11. Population estimates are only as good as regional designations and these vary according to the user (DANE 1993; Ng'weno 2001; Sánchez Gutierrez and Roldán Ortega 2002). With a population of some 42 million in 2002, Colombia is the second most populous country in South America after Brazil, but at 439,734 square miles it is less than half as large as Argentina.

12. The Colombian census agency DANE claimed in 1993 that 930,000, or 2.75% of the national population, was black (Ocampo Villegas 1996). This is woefully inaccurate. A 1997 U.N. report estimated that blacks make up 6 million or 16 percent of the Colombian population (CIDH 1999). Meanwhile, Hoffman (2000:123) estimates that Afro-Colombi-ans make up 10-12 percent of the population, while Oviedo (1992) puts their percentage the range 14-21 percent. Wade (2002a:6, 21) provides a range of black population estimates but notes that the Colombian National Planning Department has now settled on 26 percent of the total population.

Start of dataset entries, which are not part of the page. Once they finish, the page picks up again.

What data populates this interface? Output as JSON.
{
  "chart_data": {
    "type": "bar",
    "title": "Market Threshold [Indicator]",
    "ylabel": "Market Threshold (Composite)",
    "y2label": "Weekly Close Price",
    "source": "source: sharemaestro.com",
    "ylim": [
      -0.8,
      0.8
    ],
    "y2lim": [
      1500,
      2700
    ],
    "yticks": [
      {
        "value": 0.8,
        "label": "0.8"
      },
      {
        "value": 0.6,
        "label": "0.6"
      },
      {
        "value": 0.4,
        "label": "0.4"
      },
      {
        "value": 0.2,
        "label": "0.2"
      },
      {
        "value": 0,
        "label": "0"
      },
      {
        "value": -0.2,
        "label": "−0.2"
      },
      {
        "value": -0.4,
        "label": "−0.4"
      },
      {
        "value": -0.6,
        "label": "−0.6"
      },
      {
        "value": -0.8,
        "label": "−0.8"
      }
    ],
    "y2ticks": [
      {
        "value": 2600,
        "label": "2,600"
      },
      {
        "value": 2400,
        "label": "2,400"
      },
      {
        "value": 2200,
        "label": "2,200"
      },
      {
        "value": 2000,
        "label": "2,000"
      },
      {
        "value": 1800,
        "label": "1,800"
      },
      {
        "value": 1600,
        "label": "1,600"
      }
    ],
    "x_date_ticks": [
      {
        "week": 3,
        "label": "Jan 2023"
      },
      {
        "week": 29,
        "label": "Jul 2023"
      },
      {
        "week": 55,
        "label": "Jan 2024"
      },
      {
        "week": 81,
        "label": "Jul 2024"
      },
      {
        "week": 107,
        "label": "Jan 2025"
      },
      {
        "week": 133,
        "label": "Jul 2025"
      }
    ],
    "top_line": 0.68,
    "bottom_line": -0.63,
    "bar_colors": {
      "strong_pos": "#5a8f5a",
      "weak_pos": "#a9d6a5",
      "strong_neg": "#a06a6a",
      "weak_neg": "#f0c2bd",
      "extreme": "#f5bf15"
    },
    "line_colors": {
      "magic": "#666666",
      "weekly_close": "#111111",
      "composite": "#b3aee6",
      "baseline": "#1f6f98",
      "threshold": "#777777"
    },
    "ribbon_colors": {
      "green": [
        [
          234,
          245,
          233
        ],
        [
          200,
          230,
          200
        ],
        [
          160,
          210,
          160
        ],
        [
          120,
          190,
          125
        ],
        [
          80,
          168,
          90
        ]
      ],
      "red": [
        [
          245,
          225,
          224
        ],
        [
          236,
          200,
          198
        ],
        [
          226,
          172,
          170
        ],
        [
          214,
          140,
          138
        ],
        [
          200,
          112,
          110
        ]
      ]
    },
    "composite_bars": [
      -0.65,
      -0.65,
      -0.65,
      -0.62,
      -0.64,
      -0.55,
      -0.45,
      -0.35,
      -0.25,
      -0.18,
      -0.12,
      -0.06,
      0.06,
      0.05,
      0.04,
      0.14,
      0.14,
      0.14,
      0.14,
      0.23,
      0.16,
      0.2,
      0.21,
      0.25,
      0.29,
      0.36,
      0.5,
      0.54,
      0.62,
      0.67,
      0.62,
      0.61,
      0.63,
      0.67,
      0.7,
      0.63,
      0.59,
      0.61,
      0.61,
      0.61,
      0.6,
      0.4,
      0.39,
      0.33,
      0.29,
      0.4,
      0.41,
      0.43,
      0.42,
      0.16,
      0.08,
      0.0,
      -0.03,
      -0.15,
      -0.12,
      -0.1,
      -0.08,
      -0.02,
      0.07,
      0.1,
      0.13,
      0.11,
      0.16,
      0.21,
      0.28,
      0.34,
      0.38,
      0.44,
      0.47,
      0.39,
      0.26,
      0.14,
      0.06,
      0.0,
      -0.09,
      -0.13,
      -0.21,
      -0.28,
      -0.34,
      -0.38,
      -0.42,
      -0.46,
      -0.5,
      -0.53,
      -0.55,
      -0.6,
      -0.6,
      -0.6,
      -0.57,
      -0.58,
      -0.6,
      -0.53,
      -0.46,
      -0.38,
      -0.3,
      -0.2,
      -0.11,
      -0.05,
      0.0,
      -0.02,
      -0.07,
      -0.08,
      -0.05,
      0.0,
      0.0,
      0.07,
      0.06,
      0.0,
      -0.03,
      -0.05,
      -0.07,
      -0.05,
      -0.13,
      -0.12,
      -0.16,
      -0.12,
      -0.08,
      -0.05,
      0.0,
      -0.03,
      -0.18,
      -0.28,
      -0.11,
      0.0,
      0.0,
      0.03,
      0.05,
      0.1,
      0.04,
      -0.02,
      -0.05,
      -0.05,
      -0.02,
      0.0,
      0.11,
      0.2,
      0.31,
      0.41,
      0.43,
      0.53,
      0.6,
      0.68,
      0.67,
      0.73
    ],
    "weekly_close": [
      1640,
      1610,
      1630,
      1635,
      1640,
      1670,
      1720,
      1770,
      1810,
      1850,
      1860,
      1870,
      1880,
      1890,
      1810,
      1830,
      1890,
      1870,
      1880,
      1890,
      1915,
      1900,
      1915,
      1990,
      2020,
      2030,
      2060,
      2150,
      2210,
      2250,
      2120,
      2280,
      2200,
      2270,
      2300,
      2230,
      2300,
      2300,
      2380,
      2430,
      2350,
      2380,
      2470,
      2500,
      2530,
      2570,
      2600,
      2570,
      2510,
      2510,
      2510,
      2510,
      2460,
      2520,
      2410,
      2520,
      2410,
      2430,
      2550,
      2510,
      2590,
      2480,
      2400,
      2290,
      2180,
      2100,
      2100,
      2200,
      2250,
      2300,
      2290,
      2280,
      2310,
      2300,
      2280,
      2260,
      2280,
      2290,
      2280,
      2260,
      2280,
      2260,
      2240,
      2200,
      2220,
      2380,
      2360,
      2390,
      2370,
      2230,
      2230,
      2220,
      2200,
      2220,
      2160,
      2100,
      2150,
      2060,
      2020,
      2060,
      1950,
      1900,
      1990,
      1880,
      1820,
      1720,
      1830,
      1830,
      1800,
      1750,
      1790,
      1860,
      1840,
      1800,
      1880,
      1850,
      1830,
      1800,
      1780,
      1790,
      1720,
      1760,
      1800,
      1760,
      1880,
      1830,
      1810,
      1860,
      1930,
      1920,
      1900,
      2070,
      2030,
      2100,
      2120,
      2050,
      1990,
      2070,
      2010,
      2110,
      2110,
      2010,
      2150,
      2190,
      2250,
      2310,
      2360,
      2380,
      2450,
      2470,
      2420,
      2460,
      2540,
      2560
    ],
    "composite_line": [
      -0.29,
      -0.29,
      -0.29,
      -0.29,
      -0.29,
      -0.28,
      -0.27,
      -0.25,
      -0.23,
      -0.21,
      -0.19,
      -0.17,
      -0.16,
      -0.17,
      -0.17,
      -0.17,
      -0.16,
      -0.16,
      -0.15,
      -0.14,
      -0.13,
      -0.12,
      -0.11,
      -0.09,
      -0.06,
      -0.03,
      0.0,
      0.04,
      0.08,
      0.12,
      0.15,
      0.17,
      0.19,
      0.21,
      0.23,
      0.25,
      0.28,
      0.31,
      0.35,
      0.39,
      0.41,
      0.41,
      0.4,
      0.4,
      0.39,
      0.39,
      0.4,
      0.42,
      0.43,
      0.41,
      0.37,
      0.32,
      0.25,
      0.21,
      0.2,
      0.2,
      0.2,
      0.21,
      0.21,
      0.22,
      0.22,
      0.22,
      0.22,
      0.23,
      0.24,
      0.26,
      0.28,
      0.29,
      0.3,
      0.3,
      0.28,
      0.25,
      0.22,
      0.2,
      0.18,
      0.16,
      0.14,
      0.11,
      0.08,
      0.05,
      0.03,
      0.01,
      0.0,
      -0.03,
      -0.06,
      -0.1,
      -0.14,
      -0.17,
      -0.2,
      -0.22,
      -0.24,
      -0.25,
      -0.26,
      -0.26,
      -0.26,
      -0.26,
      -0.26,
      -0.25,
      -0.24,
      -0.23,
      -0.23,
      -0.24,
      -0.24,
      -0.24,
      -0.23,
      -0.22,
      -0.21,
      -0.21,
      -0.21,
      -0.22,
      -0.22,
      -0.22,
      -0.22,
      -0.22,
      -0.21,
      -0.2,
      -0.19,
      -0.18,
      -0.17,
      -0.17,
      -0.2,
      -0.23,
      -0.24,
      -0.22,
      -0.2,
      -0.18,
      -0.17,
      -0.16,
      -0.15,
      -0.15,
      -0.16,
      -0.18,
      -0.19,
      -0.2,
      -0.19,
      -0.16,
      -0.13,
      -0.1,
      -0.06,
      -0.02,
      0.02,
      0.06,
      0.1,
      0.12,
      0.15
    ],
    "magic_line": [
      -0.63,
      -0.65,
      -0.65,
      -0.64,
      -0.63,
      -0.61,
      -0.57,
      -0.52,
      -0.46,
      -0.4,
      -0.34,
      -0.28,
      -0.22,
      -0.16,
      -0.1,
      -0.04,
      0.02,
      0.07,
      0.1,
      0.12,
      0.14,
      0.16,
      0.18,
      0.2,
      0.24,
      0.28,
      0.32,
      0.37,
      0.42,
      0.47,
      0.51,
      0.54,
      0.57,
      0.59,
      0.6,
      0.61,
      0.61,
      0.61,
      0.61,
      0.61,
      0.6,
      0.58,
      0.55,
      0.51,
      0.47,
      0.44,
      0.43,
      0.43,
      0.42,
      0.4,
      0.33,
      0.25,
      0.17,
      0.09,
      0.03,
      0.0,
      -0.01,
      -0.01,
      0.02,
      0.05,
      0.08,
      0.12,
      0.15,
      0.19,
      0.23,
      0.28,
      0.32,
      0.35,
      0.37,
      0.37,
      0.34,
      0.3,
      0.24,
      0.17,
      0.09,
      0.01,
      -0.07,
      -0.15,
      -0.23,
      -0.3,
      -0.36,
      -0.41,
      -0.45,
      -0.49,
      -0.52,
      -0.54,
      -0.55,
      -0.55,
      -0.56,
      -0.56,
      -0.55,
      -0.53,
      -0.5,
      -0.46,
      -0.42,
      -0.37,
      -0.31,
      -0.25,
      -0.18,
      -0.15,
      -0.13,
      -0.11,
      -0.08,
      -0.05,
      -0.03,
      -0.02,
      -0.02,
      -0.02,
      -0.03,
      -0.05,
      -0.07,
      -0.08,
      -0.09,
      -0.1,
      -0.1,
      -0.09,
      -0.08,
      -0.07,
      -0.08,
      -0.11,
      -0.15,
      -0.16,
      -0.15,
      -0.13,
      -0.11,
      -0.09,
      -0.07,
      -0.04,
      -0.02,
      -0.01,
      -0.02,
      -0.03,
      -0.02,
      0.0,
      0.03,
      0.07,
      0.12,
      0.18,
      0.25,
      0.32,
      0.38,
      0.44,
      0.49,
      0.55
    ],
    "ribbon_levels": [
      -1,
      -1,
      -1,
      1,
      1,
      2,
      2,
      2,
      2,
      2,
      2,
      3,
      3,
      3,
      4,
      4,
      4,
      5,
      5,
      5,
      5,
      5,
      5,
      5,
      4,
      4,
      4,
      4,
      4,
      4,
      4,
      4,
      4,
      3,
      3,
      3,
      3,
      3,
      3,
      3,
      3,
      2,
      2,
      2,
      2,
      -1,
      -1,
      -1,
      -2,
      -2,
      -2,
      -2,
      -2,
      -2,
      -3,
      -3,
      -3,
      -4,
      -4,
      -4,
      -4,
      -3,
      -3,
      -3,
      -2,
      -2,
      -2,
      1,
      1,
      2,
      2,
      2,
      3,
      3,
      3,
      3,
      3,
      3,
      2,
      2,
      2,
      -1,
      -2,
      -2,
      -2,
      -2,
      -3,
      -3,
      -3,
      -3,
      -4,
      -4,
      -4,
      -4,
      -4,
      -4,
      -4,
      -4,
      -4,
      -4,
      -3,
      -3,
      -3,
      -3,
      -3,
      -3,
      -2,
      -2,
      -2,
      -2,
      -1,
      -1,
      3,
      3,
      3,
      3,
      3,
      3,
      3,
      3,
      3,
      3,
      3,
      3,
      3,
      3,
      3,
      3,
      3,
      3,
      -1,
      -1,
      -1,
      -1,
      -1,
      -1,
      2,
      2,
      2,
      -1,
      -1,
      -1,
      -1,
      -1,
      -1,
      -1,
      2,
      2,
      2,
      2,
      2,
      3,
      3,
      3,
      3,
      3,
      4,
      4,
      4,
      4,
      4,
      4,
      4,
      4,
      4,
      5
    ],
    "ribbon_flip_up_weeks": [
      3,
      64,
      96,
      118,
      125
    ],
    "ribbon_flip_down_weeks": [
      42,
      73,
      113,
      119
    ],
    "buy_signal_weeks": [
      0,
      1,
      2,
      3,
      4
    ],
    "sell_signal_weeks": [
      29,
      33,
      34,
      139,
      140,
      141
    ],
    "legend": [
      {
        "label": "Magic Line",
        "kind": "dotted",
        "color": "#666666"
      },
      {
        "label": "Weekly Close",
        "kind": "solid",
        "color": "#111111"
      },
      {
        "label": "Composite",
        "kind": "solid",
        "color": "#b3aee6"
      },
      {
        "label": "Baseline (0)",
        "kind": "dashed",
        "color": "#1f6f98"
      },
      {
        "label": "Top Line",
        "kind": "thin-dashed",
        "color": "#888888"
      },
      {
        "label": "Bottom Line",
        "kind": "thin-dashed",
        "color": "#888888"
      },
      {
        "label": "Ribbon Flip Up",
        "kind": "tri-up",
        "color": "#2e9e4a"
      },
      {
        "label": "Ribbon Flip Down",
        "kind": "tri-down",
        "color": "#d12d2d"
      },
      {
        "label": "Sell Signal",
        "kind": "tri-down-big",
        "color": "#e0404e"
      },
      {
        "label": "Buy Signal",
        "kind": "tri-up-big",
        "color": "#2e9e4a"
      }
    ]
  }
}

13. Colombia's 1,072 indigenous resguardos contain 83 indigenous groups and make up 24 percent of the total national territory, yet indigenous peoples make up 2 percent of the national population (Gros 1991, 1997; IGAC 2003). In Colombia, the institution of the resguardo extends back to the colonial period, but in 1890 indigenous peoples were given the right to possess collective property and elect cabildos, or councils. The resguardo almost disappeared in the 1960s but, Colombia's ratification of ILO 107 in 1967 allowed resguardos to survive and expand.

14. Between 1492-1600, slave traders brought some 75,000 Africans in bondage to the Spanish American colonies, [End Page 67] half of which went to New Spain.

15. The Spanish term zambo refers to the offspring of Africans and Amerindians. During peace negotiations in Quito with the "zambos," a painting of the nascent republic's leader, Don Francisco de Arobe and his two sons was commissioned and sent to King Philip III of Spain in 1599 (Romero and Lane 2002). The well-known portrait is the oldest signed and dated painting from colonial South America (Cummins and Taylor 1998).

16. By the last quarter of the 18th century, miners also began taking platinum in the headwaters of the Ríos Atrato and San Juan. Always available but previously undesired, the Chocó remained the world's only supplier of platinum until 1820, strengthening the importance of the Chocó in the eyes of Spain (West 1952:64).

17. The World Bank's operational directives concerning indigenous and tribal peoples put forth in 1982 and again in 1991 were affected by ILO Conventions 107 and 169 respectively (Gray 1998). Like ILO 107, the bank's older regulation OMS 2.34 viewed indigenous assimilation as inevitable and desirable. The focus of OMS 2.34 was on the mitigation of the negative impacts of bank-financed projects. In contrast, the OD 4.20 of 1991 emphasized indigenous, and now rural black, participation in the projects that affect them. Currently, the bank is debating a new OD 4.10 to replace OD 4.20 (WB 2002b).

18. Among the first titles issued was the large 525,664 hectare title to one of the few black farmer organizations to have formed before 1991, the Campesino Association of Atrato Integral (ACIA) (INCORA 2001; de la Torre and ACIA 2002).